L'Explication Prémisse
Cette disposition signifie que le comité chargé de la concertation et de la coordination de l’apprentissage pour le secteur du bâtiment et des travaux publics est placé sous la surveillance économique et financière de l’État. Concrètement, l’État peut vérifier les comptes, l’utilisation des ressources (y compris les subventions et contributions) et la bonne gestion financière de ce comité pour s’assurer de la légalité et de la régularité des dépenses.

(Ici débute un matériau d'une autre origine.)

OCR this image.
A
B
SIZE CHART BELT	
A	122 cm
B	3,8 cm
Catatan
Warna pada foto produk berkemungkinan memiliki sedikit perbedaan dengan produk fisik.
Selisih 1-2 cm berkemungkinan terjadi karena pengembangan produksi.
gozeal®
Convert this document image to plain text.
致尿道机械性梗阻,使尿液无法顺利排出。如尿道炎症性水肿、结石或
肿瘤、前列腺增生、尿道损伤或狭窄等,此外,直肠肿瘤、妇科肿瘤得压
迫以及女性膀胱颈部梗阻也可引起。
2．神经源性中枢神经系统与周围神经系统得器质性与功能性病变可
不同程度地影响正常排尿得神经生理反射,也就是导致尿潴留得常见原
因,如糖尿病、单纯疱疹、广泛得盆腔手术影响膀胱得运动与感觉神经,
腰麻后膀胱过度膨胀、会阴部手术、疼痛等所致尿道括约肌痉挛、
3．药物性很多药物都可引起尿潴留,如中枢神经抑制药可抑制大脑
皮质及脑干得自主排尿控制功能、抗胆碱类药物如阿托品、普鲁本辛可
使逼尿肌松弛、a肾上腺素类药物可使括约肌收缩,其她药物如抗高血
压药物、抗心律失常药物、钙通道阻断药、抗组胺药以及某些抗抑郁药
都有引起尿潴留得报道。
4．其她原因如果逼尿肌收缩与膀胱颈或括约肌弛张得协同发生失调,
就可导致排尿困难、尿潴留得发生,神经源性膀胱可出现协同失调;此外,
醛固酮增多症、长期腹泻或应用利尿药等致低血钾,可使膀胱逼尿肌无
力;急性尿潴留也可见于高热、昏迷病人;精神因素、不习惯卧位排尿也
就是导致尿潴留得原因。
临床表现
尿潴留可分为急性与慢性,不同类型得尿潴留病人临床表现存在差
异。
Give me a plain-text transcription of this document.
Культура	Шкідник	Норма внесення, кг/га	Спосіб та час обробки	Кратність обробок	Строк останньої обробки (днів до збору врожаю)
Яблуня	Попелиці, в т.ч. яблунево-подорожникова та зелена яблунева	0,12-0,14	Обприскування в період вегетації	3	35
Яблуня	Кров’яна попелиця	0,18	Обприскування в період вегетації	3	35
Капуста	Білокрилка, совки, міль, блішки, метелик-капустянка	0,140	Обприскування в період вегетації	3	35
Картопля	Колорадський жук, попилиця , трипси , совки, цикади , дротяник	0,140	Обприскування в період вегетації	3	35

Exemple : le comité perçoit des contributions des entreprises et des subventions publiques pour financer des actions de formation. L’administration effectue un contrôle : elle demande les pièces comptables, vérifie le montant des dépenses engagées pour des actions d’apprentissage et s’assure que les subventions ont été employées conformément aux règles. Si une dépense n’est pas justifiée, l’État peut exiger le remboursement ou engager des mesures correctives.
- Le comité de concertation et de coordination de l’apprentissage BTP est soumis au contrôle économique et financier de l’État.
- Ce contrôle vise à vérifier la régularité, la légalité et l’utilisation conforme des ressources (contributions, subventions, etc.).
- Le comité doit tenir une comptabilité et conserver les pièces justificatives pour permettre les vérifications.
- L’administration peut demander communication des documents et procéder à des audits ou inspections financières.
- En cas d’irrégularité, l’État peut demander des redressements et des remboursements et des sanctions administratives (voire pénales en cas de fraude) peuvent être engagées.
- Pour les entreprises et représentants siégeant au comité : obligation de transparence et de coopération lors des contrôles.